For those of us in business, the setting of prices is a major function. In some businesses, prices are set and remain constant for long periods. In others, such as grocery or airlines, prices are in a constant state of flux. Because pricing is so much part of our daily concern, few of us take time to ponder the wider economic function of prices. It is a miracle that enables scarce economic resources to be allocated in an efficient manner. Let me explain.
The basis of any trading relationship is that we both benefit. When we implement an ERP System for a client, we get paid for our services and the client gains productive improvements to their business. It is the same if we buy a dozen eggs from Woolies. In both cases, prices need to be such that they facilitate the sale.
Price rises create the incentive for buyers and sellers to use economic resources efficiently.
Now if there is a scarcity – if there are too few consultants to meet the demand for ERP Systems, or too few eggs to meet the demand for breakfast – then both parties need to consider what to do. To begin, the price of consultants and eggs will rise. Consultants will realise their value and demand higher wages which will result in higher fees. The client will seek alternative ways to acquire an ERP System. Perhaps package software will replace custom software and fewer consultant hours will be required. Perhaps some people will replace their bacon and egg breakfast with cereal.
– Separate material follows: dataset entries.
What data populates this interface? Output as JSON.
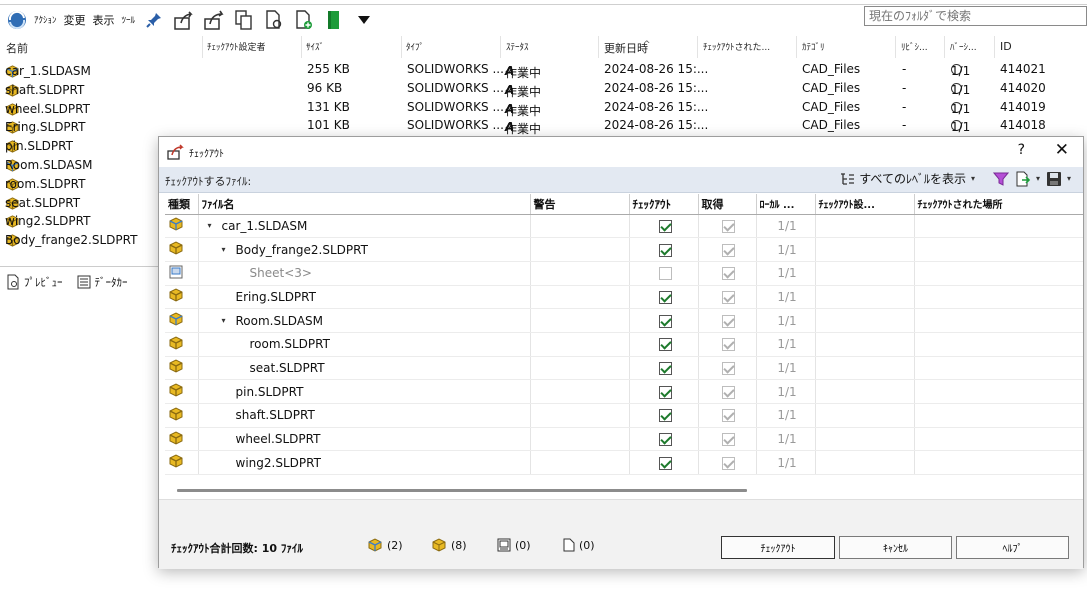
{
  "toolbar": {
    "menus": [
      "ｱｸｼｮﾝ",
      "変更",
      "表示",
      "ﾂｰﾙ"
    ],
    "search_placeholder": "現在のﾌｫﾙﾀﾞで検索",
    "icons": [
      "pin-icon",
      "share-icon",
      "share-alt-icon",
      "copy-tree-icon",
      "search-file-icon",
      "add-file-icon",
      "book-icon",
      "dropdown-triangle-icon"
    ]
  },
  "columns": [
    {
      "label": "名前"
    },
    {
      "label": "ﾁｪｯｸｱｳﾄ設定者"
    },
    {
      "label": "ｻｲｽﾞ"
    },
    {
      "label": "ﾀｲﾌﾟ"
    },
    {
      "label": "ｽﾃｰﾀｽ"
    },
    {
      "label": "更新日時"
    },
    {
      "label": "ﾁｪｯｸｱｳﾄされた..."
    },
    {
      "label": "ｶﾃｺﾞﾘ"
    },
    {
      "label": "ﾘﾋﾞｼ..."
    },
    {
      "label": "ﾊﾞｰｼ..."
    },
    {
      "label": "ID"
    }
  ],
  "files": [
    {
      "name": "car_1.SLDASM",
      "kind": "asm",
      "size": "255 KB",
      "type": "SOLIDWORKS ...",
      "status": "作業中",
      "modified": "2024-08-26 15:...",
      "category": "CAD_Files",
      "revision": "-",
      "version": "1/1",
      "id": "414021"
    },
    {
      "name": "shaft.SLDPRT",
      "kind": "part",
      "size": "96 KB",
      "type": "SOLIDWORKS ...",
      "status": "作業中",
      "modified": "2024-08-26 15:...",
      "category": "CAD_Files",
      "revision": "-",
      "version": "1/1",
      "id": "414020"
    },
    {
      "name": "wheel.SLDPRT",
      "kind": "part",
      "size": "131 KB",
      "type": "SOLIDWORKS ...",
      "status": "作業中",
      "modified": "2024-08-26 15:...",
      "category": "CAD_Files",
      "revision": "-",
      "version": "1/1",
      "id": "414019"
    },
    {
      "name": "Ering.SLDPRT",
      "kind": "part",
      "size": "101 KB",
      "type": "SOLIDWORKS ...",
      "status": "作業中",
      "modified": "2024-08-26 15:...",
      "category": "CAD_Files",
      "revision": "-",
      "version": "1/1",
      "id": "414018"
    },
    {
      "name": "pin.SLDPRT",
      "kind": "part"
    },
    {
      "name": "Room.SLDASM",
      "kind": "asm"
    },
    {
      "name": "room.SLDPRT",
      "kind": "part"
    },
    {
      "name": "seat.SLDPRT",
      "kind": "part"
    },
    {
      "name": "wing2.SLDPRT",
      "kind": "part"
    },
    {
      "name": "Body_frange2.SLDPRT",
      "kind": "part"
    }
  ],
  "bottom_tabs": [
    "ﾌﾟﾚﾋﾞｭｰ",
    "ﾃﾞｰﾀｶｰ"
  ],
  "dialog": {
    "title": "ﾁｪｯｸｱｳﾄ",
    "help_label": "?",
    "close_label": "✕",
    "files_label": "ﾁｪｯｸｱｳﾄするﾌｧｲﾙ:",
    "show_levels_label": "すべてのﾚﾍﾞﾙを表示",
    "grid_columns": [
      "種類",
      "ﾌｧｲﾙ名",
      "警告",
      "ﾁｪｯｸｱｳﾄ",
      "取得",
      "ﾛｰｶﾙ ...",
      "ﾁｪｯｸｱｳﾄ設...",
      "ﾁｪｯｸｱｳﾄされた場所"
    ],
    "rows": [
      {
        "name": "car_1.SLDASM",
        "kind": "asm",
        "indent": 0,
        "expander": "▾",
        "checkout": true,
        "get": true,
        "local": "1/1",
        "muted": false
      },
      {
        "name": "Body_frange2.SLDPRT",
        "kind": "part",
        "indent": 1,
        "expander": "▾",
        "checkout": true,
        "get": true,
        "local": "1/1",
        "muted": false
      },
      {
        "name": "Sheet<3>",
        "kind": "sheet",
        "indent": 2,
        "expander": "",
        "checkout": false,
        "get": true,
        "local": "1/1",
        "muted": true
      },
      {
        "name": "Ering.SLDPRT",
        "kind": "part",
        "indent": 1,
        "expander": "",
        "checkout": true,
        "get": true,
        "local": "1/1",
        "muted": false
      },
      {
        "name": "Room.SLDASM",
        "kind": "asm",
        "indent": 1,
        "expander": "▾",
        "checkout": true,
        "get": true,
        "local": "1/1",
        "muted": false
      },
      {
        "name": "room.SLDPRT",
        "kind": "part",
        "indent": 2,
        "expander": "",
        "checkout": true,
        "get": true,
        "local": "1/1",
        "muted": false
      },
      {
        "name": "seat.SLDPRT",
        "kind": "part",
        "indent": 2,
        "expander": "",
        "checkout": true,
        "get": true,
        "local": "1/1",
        "muted": false
      },
      {
        "name": "pin.SLDPRT",
        "kind": "part",
        "indent": 1,
        "expander": "",
        "checkout": true,
        "get": true,
        "local": "1/1",
        "muted": false
      },
      {
        "name": "shaft.SLDPRT",
        "kind": "part",
        "indent": 1,
        "expander": "",
        "checkout": true,
        "get": true,
        "local": "1/1",
        "muted": false
      },
      {
        "name": "wheel.SLDPRT",
        "kind": "part",
        "indent": 1,
        "expander": "",
        "checkout": true,
        "get": true,
        "local": "1/1",
        "muted": false
      },
      {
        "name": "wing2.SLDPRT",
        "kind": "part",
        "indent": 1,
        "expander": "",
        "checkout": true,
        "get": true,
        "local": "1/1",
        "muted": false
      }
    ],
    "total_label": "ﾁｪｯｸｱｳﾄ合計回数: 10 ﾌｧｲﾙ",
    "counts": [
      {
        "icon": "assembly-icon",
        "value": "(2)"
      },
      {
        "icon": "part-icon",
        "value": "(8)"
      },
      {
        "icon": "drawing-icon",
        "value": "(0)"
      },
      {
        "icon": "file-icon",
        "value": "(0)"
      }
    ],
    "buttons": {
      "checkout": "ﾁｪｯｸｱｳﾄ",
      "cancel": "ｷｬﾝｾﾙ",
      "help": "ﾍﾙﾌﾟ"
    }
  },
  "colors": {
    "part": "#e8b923",
    "asm": "#3a7bc8",
    "check": "#1d7a2c",
    "sub_bar": "#e3e9f2",
    "footer": "#f2f2f2"
  }
}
The price rises have transmitted information about the scarcity and encouraged positive economic reaction. Note that the cause of the price rise is immaterial. Neither the buyer nor the seller needs to know why there are insufficient consultants or eggs. It does not concern them that the consultant shortage is due to Universities focusing on training lawyers or that there has been an epidemic in the chicken industry. Prices efficiently transmit only the minimal information that the parties need to know.
The price rises have also created the incentive for buyers and sellers to use economic resources efficiently. When an item, or a component of manufacture, becomes scarce the parties will seek alternatives. In this way maximum benefit is gained from the scarce resource and other resources are brought into play. Alternatively, production may be increased, but this will invariably require more investment and the use of costlier resources. We can think of retraining graduates from other disciplines in IT, or importing eggs from elsewhere.
The third essential element in the mix is the principle of private property, that people own the results of their labour. Otherwise there is no incentive for them to respond to the shortage.
In 1958, Leonard E. Read wrote a delightful essay I, Pencil. He explained the collaboration of millions of people in the production of a simple pencil, in “the absence of a master mind, of anyone dictating or forcibly directing these countless actions, which bring me into being.” Read explained that the miracle of pricing is that it enables individuals to be part of a world-wide supply chain, each prospering by doing their bit without any need to control the work of others.